To draw a stratified sample with simple random sampling in each stratum, we have to partition the population into the strata. We then sample randomly in each strata. For Lohr's Problem 13, I created four populations (one for each stratum) from the agpop data set: agpopW (West stratum), agpopS (South stratum), agpopNC (Northcentral stratum), and agpopNE (Northeast stratum). To take a stratified sample, first decide what fraction, n_h / N_h, will be sampled in each stratum h. Then, follow the steps below:
Load in the data for the West region (type use agpopW). Use sample perc_w to pick a random sample of (perc_w) percent of the N_west units in agpopW. For example, to sample 5% of the units in the West, type sample 5. Save this as a new data set on your home drive (type save temporary).
Now, type clear. Load in the data for the NE region (type use agpopNE). Use sample perc_ne to pick a sample of (perc_ne) percent of the N_ne units in agpopNE. Now, type append using temporary. This adds on the sampled units in the West to the end of the data set containing the sampled units in the NE. Save this data set as temporary again by typing save temporary, replace. The replace option tells Stata to overwrite the old copy of the file temporary.
Repeat the above process for the NC (agpopNC) and S (agpopS)
regions. The last data set that you save will be a stratified, simple
random sample from the population.
To analyze data from a stratified, simple random sample, you need to create a vector of weights. The weight for the units in each stratum is N_h/n_h. Type generate wts = 0 just to get a variable wts in the data set. Now, for all the units in region W, you want to change the weight to N_west/n_west. To do this, look at the editor to see what numbers of observations correspond to the units in the West (for an example, let's say units 64 through 120 are units in the West). Then, type replace wts = N_west/n_west in 64/120. This tells Stata to replace the 0 in wts with N_west/n_west for units 64 to 120. Do similar commands to specify the weights for each region.
You also need a vector of finite population correction factors. This is easy. Simply type generate fpcf = 1/wts.

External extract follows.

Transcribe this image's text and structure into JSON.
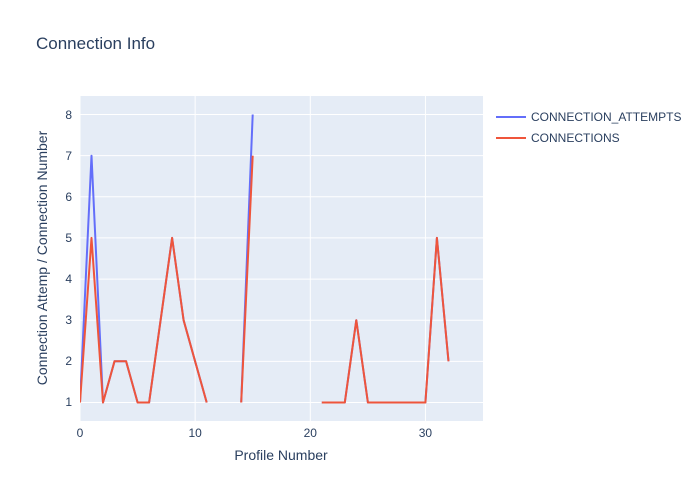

Finally, to use svytotal or svymean, simply type svytotal varname [weight = wts], fpc(fpcf) strata(region). The strata option tells Stata what the stratum indicators are. Be sure to type these in, as there will be no automatic selection of weights and fpc as there was in the last homework (when I saved the correct weights and fpc so that you automatically used them when typing svymean or svytotal).